The Five Common Bad Habits of Entrepreneurs

failure_successA successful entrepreneur has to be energetic, organised and committed to a vision – all positive things, but they can lead to bad habits unless care is taken.

As the year draws to a close, it’s important to take stock of your business and to amend negative behaviours. These can commonly include the following:

Taking on too many projects

An entrepreneur’s energy can be his or her greatest weakness, as well as a great strength. When a business person is unable to concentrate on one task for more than a few minutes at a time due to pressure of work, it’s unlikely that any task will be performed to the best standard.

Of course, it is possible to work this way for a brief period of time, but only at the cost of fatigue and declining work quality, which will soon be noticed by customers and colleagues alike. Resolve to start prioritising, even if it means cutting down on overall volume.

Ignoring work-life balance

Any sensible entrepreneur realises that an exclusive focus on work soon leads to burnout. It simply is not sustainable, which is why most business people resolve to maintain boundaries between their work and personal life.

Of course, this is easier said than done, particularly as a self-starting entrepreneur (if you work from home, you’re in a better position to maintain a work-life balance, although it can easily have the opposite effect, where work encroaches onto your home life). Work can easily intrude at all hours of the day and night, and opportunities can come and go in a day.
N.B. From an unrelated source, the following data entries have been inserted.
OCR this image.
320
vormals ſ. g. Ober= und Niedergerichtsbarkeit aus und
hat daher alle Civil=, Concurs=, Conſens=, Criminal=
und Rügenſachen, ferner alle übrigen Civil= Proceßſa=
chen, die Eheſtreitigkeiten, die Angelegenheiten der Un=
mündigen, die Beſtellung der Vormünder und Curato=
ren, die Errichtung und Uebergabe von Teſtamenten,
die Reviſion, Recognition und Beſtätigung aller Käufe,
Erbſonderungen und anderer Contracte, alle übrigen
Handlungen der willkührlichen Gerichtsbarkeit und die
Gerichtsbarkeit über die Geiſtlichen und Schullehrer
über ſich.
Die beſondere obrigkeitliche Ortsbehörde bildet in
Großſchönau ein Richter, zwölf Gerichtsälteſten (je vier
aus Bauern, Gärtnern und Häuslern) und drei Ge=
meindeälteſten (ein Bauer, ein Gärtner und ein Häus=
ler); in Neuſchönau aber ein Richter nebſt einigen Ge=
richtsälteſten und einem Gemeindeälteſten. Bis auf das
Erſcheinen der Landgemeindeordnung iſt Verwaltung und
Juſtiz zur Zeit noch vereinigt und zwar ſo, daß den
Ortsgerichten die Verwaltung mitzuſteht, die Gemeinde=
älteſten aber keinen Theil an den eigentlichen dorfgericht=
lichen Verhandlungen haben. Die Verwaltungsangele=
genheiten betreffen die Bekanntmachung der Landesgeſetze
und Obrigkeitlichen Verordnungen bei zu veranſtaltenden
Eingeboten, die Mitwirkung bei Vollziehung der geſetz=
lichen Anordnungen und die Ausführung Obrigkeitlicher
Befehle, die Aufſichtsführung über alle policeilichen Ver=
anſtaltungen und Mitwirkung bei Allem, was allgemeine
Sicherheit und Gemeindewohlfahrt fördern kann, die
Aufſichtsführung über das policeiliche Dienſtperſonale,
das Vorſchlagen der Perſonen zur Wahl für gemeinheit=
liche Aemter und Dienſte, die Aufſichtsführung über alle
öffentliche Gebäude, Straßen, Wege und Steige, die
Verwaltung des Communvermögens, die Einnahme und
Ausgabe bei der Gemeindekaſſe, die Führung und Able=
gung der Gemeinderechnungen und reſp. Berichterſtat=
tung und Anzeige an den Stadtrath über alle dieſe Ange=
Nevertheless, long-term sustainability is key in business, and it is vital that you reserve some time for yourself, regardless of short-term consequences.

Excessive fire-fighting

Problems often arise because an entrepreneur has overcommitted him/herself, taking on too much work, which inevitably has a deleterious effect on work quality. Rather than taking a strategic view of the business, an overly busy entrepreneur is forced to constantly ‘fire-fight’ – constantly reacting to problems as they arise rather than proactively addressing challenges ahead.

There is no better way to ensure that your business never develops to its full potential. Ensure that you dedicate some time each week to thinking strategically about your business and examining the causes of problems so they don’t recur, as well as simply fixing symptoms as they occur.

Relying On the familiar

If a lot of time is spent on trying to solve immediate and urgent problems, it is entirely natural to rely on help from those upon whom we know we can rely. No one wants to try a new service while everything else is going wrong.

However, if an entrepreneur spends too much time in the comfort zone of familiar suppliers and customers, he or she could miss out on discovering innovative new ideas and expanding the business into new arenas. You can be sure that your competitors will not make the same mistake.

Not inviting feedback

A natural consequence of being too busy to think strategically and being overly reliant on familiar contexts is that one becomes insulated from the feedback which should be the lifeblood of any effective business. It is difficult to tell if you are falling behind in the service you provide if you neither have the time nor inclination to listen to customers and examine products provided by competitors.

Go out of your way over the next few months to look at your business anew, and ask people who use it every day. You will definitely learn something!